II. PROCEDURAL BACKGROUND State Trial Proceeding On July 27, 2016, the Hamilton County, Ohio, grand jury returned a twelve-count indictment charging petitioner with five counts of abduction, four counts of kidnapping, and one count each of aggravated burglary, felonious assault, and theft. (Doc. 6, Ex. 1). Petitioner entered a not-guilty plea. (Doc. 6, Ex. 2). The case proceeded to a jury trial. At the conclusion of the state’s case at trial, the trial court granted petitioner’s motion for acquittal on the single count of theft. (Doc. 6, Ex. 3). The jury subsequently found petitioner guilty of aggravated burglary, felonious assault, and one count of abduction. (Doc. 6, Ex. 5). Petitioner was acquitted of the remaining charges. (Doc. 6, Ex. 4). On February 21, 2017, petitioner was sentenced to a total aggregate prison sentence of twenty years in the Ohio Department of Corrections. (Doc. 6, Ex. 6). Direct Appeal On March 6, 2017, petitioner, through counsel filed a timely notice of appeal to the Ohio Court of Appeals. In his appellate brief, petitioner raised the following three assignments of error: 1. The evidence was insufficient as a matter of law and/or against the manifest weight of the evidence to sustain appellant’s convictions.
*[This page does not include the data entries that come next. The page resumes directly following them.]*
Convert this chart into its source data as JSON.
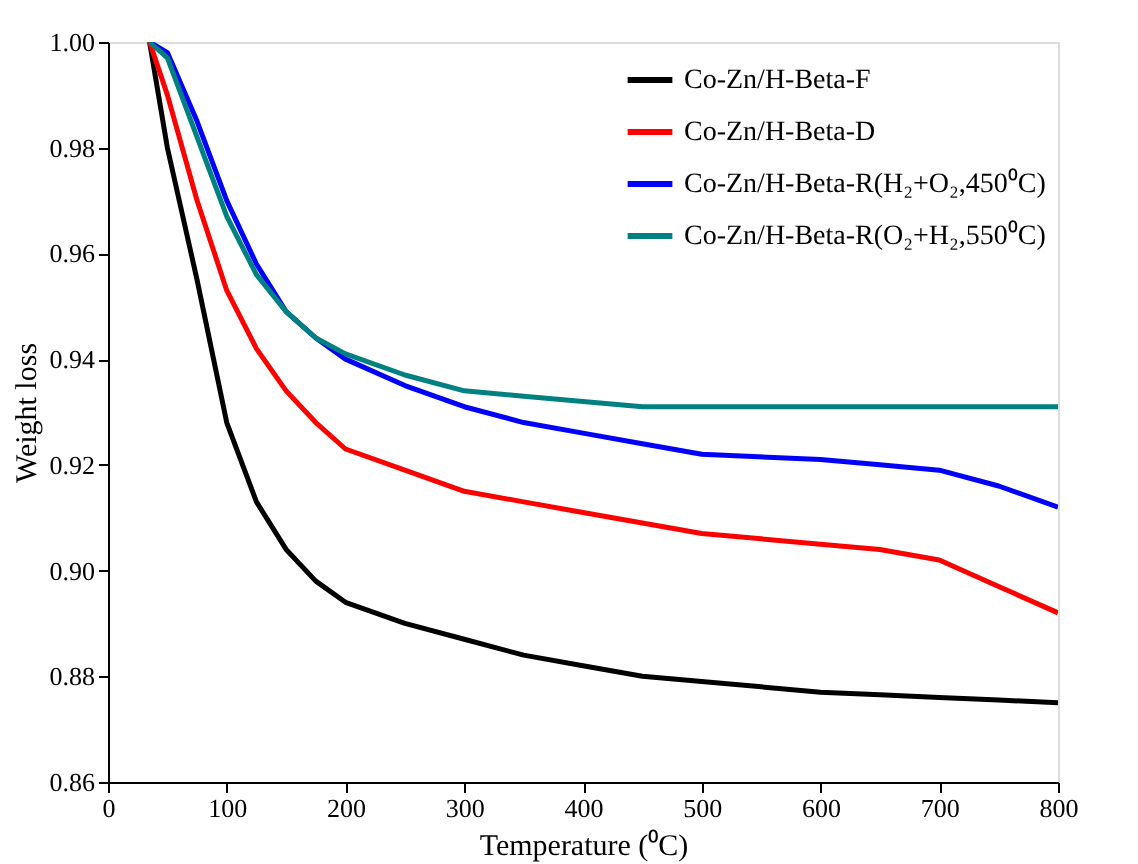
{
  "chart_data": {
    "type": "line",
    "xlabel": "Temperature (⁰C)",
    "ylabel": "Weight loss",
    "xlim": [
      0,
      800
    ],
    "xticks": [
      0,
      100,
      200,
      300,
      400,
      500,
      600,
      700,
      800
    ],
    "ylim": [
      0.86,
      1.0
    ],
    "yticks": [
      0.86,
      0.88,
      {
        "value": 0.9,
        "label": "0.90"
      },
      0.92,
      0.94,
      0.96,
      0.98,
      {
        "value": 1.0,
        "label": "1.00"
      }
    ],
    "x": [
      35,
      50,
      75,
      100,
      125,
      150,
      175,
      200,
      250,
      300,
      350,
      400,
      450,
      500,
      600,
      650,
      700,
      750,
      800
    ],
    "series": [
      {
        "name": "Co-Zn/H-Beta-F",
        "color": "#000000",
        "values": [
          1.0,
          0.98,
          0.955,
          0.928,
          0.913,
          0.904,
          0.898,
          0.894,
          0.89,
          0.887,
          0.884,
          0.882,
          0.88,
          0.879,
          0.877,
          0.8765,
          0.876,
          0.8755,
          0.875
        ]
      },
      {
        "name": "Co-Zn/H-Beta-D",
        "color": "#ff0000",
        "values": [
          1.0,
          0.99,
          0.97,
          0.953,
          0.942,
          0.934,
          0.928,
          0.923,
          0.919,
          0.915,
          0.913,
          0.911,
          0.909,
          0.907,
          0.905,
          0.904,
          0.902,
          0.897,
          0.892
        ]
      },
      {
        "name": "Co-Zn/H-Beta-R(H₂+O₂,450⁰C)",
        "color": "#0000ff",
        "values": [
          1.0,
          0.998,
          0.985,
          0.97,
          0.958,
          0.949,
          0.944,
          0.94,
          0.935,
          0.931,
          0.928,
          0.926,
          0.924,
          0.922,
          0.921,
          0.92,
          0.919,
          0.916,
          0.912
        ]
      },
      {
        "name": "Co-Zn/H-Beta-R(O₂+H₂,550⁰C)",
        "color": "#008080",
        "values": [
          1.0,
          0.997,
          0.982,
          0.967,
          0.956,
          0.949,
          0.944,
          0.941,
          0.937,
          0.934,
          0.933,
          0.932,
          0.931,
          0.931,
          0.931,
          0.931,
          0.931,
          0.931,
          0.931
        ]
      }
    ],
    "legend": "top right",
    "grid": false,
    "marker": "none",
    "line_style": "solid"
  }
}
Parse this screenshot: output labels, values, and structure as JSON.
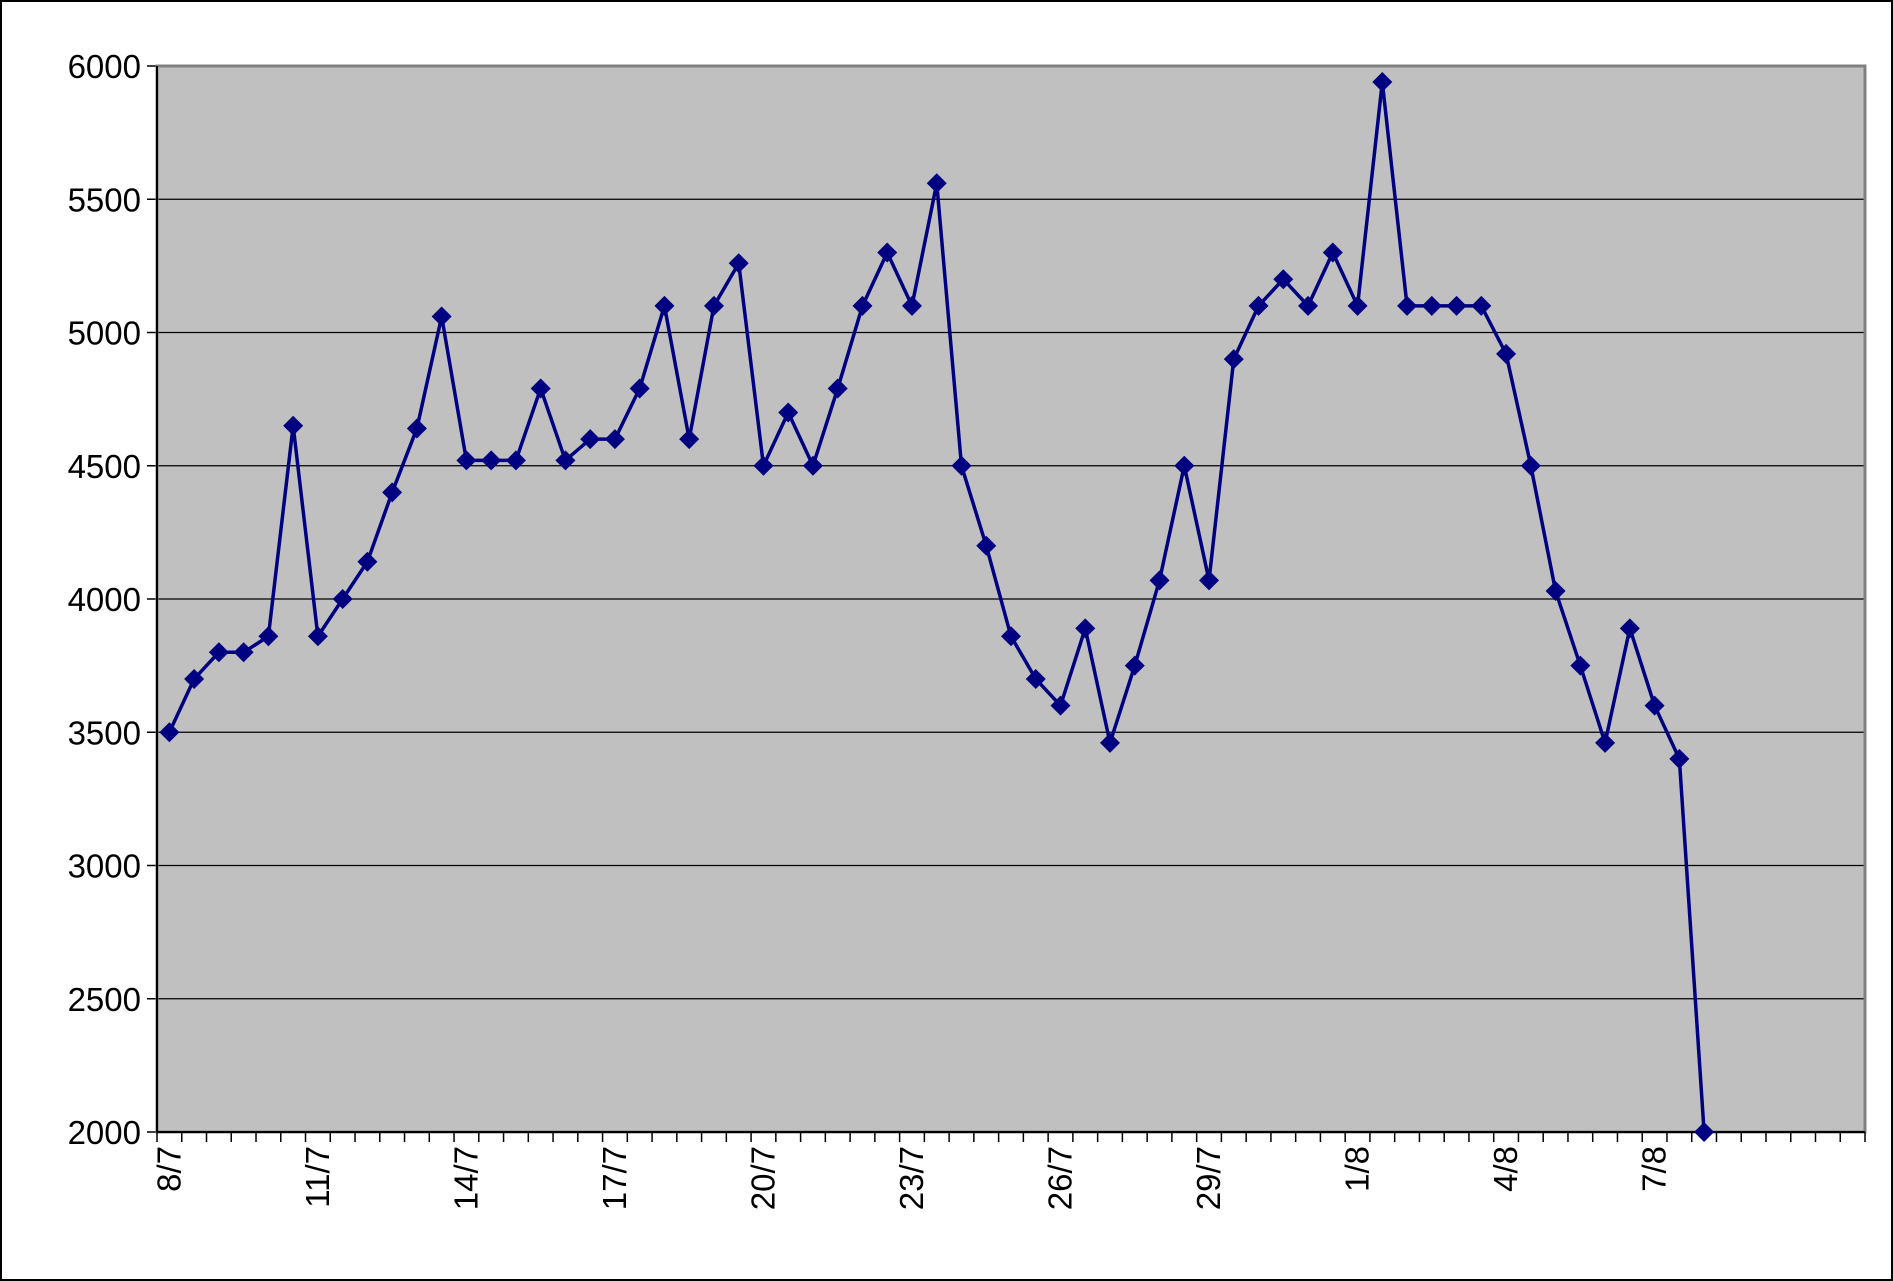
{
  "chart_data": {
    "type": "line",
    "categories": [
      "8/7",
      null,
      null,
      null,
      null,
      null,
      "11/7",
      null,
      null,
      null,
      null,
      null,
      "14/7",
      null,
      null,
      null,
      null,
      null,
      "17/7",
      null,
      null,
      null,
      null,
      null,
      "20/7",
      null,
      null,
      null,
      null,
      null,
      "23/7",
      null,
      null,
      null,
      null,
      null,
      "26/7",
      null,
      null,
      null,
      null,
      null,
      "29/7",
      null,
      null,
      null,
      null,
      null,
      "1/8",
      null,
      null,
      null,
      null,
      null,
      "4/8",
      null,
      null,
      null,
      null,
      null,
      "7/8",
      null,
      null,
      null,
      null,
      null,
      null,
      null,
      null
    ],
    "series": [
      {
        "color": "#000080",
        "values": [
          3500,
          3700,
          3800,
          3800,
          3860,
          4650,
          3860,
          4000,
          4140,
          4400,
          4640,
          5060,
          4520,
          4520,
          4520,
          4790,
          4520,
          4600,
          4600,
          4790,
          5100,
          4600,
          5100,
          5260,
          4500,
          4700,
          4500,
          4790,
          5100,
          5300,
          5100,
          5560,
          4500,
          4200,
          3860,
          3700,
          3600,
          3890,
          3460,
          3750,
          4070,
          4500,
          4070,
          4900,
          5100,
          5200,
          5100,
          5300,
          5100,
          5940,
          5100,
          5100,
          5100,
          5100,
          4920,
          4500,
          4030,
          3750,
          3460,
          3890,
          3600,
          3400,
          2000,
          null,
          null,
          null,
          null,
          null,
          null
        ]
      }
    ],
    "ylim": [
      2000,
      6000
    ],
    "yticks": [
      2000,
      2500,
      3000,
      3500,
      4000,
      4500,
      5000,
      5500,
      6000
    ],
    "grid": true,
    "plot_background": "#c0c0c0"
  }
}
2. The trial court erred to the prejudice of Mr. Crossty by allowing the State to play a jail call made by him and admitting it into evidence. 3. The trial court erred to the prejudice of Mr. Crossty by imposing consecutive sentences.

(Doc. 6, Ex. 8 at PageID 64–65). With respect to his third assignment of error, petitioner claimed—as he does in the instant petition—that the trial court erred under Ohio Rev. Code § 2929.14(C)(4), arguing that the court’s factual findings made in support of consecutive sentences were not supported by the record. (Id. at PageID 77–79). On November 1, 2017, the Ohio appeals court overruled petitioner’s assignments of error and affirmed the judgment of the trial court. (Doc. 6, Ex. 10). Ohio Supreme Court On December 13, 2017, petitioner filed a pro se appeal to the Ohio Supreme Court. (Doc. 6, Ex. 11). In his memorandum in support of jurisdiction, petitioner raised the following single proposition of law: 1. The Trial Court Erred By Imposing Consecutive Sentences. (Doc. 6, Ex. 12 at PageID 117). Petitioner argued that the trial court erred under Ohio Rev. Code § 2941.25(A), because he claimed his offenses were allied offenses of similar import. On April 25, 2018, the Ohio Supreme Court declined to accept jurisdiction of the appeal. (Doc. 6, Ex. 13).